So it looks like Lisa Murkowski's resolution to block the EPA from regulating greenhouse gases got shot down. The final vote was 47 to 53, with every Republican and six Dems voting in favor, including Ben Nelson, Mary Landrieu, Blanche Lincoln, Evan Bayh, Mark Pryor, and Jay Rockefeller. The line from most of these folks is that they want Congress, rather than the EPA, to take the lead on global warming. Trouble is, many of them won't vote for a climate bill, either. There's a bonus irony in Bayh taking this stance, given that he's retiring from the Senate because he thinks the chamber is too dysfunctional to tackle the biggest issues facing the country.
In any case, this doesn't mean the EPA is now free and clear to crack down on CO2. According to Greenwire, Harry Reid had to cut a few deals to prevent even more conservative Dems from voting for the resolution. One thing he promised was a vote (sometime down the road) on a bill by Jay Rockefeller that would delay all EPA regulations on industrial polluters for at least two years. That bill wouldn't be nearly as drastic as Murkowski's resolution: It wouldn't directly attack the EPA's scientific finding that greenhouse gases are a threat to public health, and it wouldn't block the new fuel-economy rules for vehicles.
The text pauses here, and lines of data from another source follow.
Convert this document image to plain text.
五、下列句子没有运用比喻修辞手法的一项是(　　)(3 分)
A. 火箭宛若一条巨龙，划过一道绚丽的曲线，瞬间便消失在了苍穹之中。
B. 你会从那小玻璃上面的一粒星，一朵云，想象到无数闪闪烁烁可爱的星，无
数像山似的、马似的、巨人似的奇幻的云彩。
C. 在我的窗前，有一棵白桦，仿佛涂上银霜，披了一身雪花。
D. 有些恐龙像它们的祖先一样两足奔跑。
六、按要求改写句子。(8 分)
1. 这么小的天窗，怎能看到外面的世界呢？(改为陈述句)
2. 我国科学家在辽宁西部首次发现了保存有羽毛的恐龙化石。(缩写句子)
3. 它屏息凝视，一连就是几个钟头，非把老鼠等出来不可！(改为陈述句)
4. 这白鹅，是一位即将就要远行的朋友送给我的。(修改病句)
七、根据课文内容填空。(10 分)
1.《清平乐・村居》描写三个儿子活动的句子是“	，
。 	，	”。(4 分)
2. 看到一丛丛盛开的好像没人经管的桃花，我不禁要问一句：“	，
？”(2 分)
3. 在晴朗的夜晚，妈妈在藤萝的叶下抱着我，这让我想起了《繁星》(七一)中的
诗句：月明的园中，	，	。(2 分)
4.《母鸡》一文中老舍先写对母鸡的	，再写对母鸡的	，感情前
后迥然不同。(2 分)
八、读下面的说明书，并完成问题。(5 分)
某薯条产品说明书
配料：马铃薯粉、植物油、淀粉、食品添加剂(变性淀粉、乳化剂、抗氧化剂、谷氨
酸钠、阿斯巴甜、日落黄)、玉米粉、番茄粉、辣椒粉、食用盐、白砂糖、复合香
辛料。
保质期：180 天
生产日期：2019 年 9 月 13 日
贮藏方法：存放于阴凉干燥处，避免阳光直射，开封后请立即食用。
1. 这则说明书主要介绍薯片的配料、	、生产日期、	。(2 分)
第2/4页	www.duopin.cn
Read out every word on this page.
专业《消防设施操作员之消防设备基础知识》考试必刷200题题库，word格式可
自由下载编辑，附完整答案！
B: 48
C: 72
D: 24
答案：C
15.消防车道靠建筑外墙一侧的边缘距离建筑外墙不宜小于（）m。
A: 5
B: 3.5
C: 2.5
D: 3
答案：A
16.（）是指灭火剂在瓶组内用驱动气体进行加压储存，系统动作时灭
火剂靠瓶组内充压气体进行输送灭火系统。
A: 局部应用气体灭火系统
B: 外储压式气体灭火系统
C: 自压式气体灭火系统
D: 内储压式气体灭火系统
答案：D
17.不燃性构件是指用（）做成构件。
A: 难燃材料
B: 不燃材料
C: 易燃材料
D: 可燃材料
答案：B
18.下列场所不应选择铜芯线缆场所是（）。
But it does have a much better chance of passing. So this debate will be going on for quite some time.
More: Dave Roberts has an appropriately scornful take on the significance of today's vote: "But what does it mean for the climate and energy bill that's coming in July? Nothing, really. That vote will be determined by the shape of the bill, the state of the economy, and the level of public anger on the oil spill. This was just a waste of everyone's time and energy. A sideshow. A stupid, stupid sideshow." Pretty much.